SUPR
MLHighRes High resolution climate change information through machine learning methods
Dnr:

NAISS 2024/22-955

Type:

NAISS Small Compute

Principal Investigator:

Ramon Fuentes Franco

Affiliation:

SMHI

Start Date:

2024-08-07

End Date:

2025-09-01

Primary Classification:

10501: Climate Research

Allocation

Abstract

We have developed a purely convolutional neural network to increase the spatial resolution of climate models, which is necessary to provide climate change scenarios at the local scale. The training of this machine learning method is conducted using PyTorch, an optimized tensor library for deep learning. We downscale ERA5 reanalysis data, initially at 0.25 degrees resolution, to a finer 0.05 degrees resolution, using the CERRA dataset as ground truth. Utilising surface-level variables along with those at 850hPa, 700hPa, and 500hPa, we generate downscaled outputs for probability distributions of precipitation and air surface temperature.

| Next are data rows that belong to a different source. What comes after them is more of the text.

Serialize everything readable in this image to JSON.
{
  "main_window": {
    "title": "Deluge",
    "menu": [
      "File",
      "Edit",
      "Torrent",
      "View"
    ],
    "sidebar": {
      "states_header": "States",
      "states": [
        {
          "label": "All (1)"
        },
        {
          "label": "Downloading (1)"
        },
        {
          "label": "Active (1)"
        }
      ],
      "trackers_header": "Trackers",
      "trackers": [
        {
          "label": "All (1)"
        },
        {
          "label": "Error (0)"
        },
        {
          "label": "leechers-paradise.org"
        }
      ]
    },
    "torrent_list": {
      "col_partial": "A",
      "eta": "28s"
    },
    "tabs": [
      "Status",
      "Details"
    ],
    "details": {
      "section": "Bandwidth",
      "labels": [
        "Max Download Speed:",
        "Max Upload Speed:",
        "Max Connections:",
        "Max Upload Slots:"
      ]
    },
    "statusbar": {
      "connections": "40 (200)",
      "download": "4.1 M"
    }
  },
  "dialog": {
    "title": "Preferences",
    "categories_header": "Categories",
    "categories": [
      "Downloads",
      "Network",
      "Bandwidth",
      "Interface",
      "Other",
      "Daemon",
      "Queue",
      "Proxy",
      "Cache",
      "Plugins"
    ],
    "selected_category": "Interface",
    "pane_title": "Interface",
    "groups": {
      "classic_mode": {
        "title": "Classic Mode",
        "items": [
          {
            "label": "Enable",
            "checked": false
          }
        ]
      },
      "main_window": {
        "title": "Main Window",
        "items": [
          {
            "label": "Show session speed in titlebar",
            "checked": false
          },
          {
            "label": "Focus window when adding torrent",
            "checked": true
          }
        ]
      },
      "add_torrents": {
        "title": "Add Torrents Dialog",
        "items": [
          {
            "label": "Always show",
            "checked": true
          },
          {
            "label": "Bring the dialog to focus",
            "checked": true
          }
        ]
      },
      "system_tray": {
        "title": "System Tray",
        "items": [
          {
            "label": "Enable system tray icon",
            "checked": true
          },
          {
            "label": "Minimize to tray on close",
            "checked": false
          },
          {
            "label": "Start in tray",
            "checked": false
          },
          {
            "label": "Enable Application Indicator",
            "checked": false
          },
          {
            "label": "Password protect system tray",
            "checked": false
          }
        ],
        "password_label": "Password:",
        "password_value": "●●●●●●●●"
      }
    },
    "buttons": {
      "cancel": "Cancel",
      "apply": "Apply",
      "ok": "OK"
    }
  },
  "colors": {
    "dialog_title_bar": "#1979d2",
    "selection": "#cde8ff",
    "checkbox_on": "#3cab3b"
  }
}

This approach enables the creation of high-resolution climate data, crucial for detailed analysis and modelling in various scientific and environmental applications. The results have been assessed against HCLIM a regional climate model at high resolution, showing comparable results. This result is key to ensuring that the signal of a coarse-resolution global climate model can use these methods to provide regional information of the climate. The method is evaluated against CERRA, and against HCLIM, an even higher-resolution regional dynamic climate model (3 km) divided into three European subregions. The statistical difference between CNN and CERRA is typically significantly lower than the statistical difference between HCLIM and CERRA. Results are promising, so that the new method will be used and further developed to complement regional dynamic-thermodynamic climate models. The high-resolution datasets that will be generated with this machine learning method will be used to assess how different global warming levels, rapid changes in the climate system and the occurrence of tipping points impact the climate at regional scales. We will focus on Europe and polar regions, assessing changes in the mean state, climate variability and extreme events.  Using results, generated in Alvis will allow us to create high-resolution climate information to understand the regional threads of reaching different warming levels. All of this as part of the EU Horizon project OptimESM. The development and testing of this machine learning algorithm have been carried out in Berzelius, and currently, we are applying to computing time in Alvis to continue our project.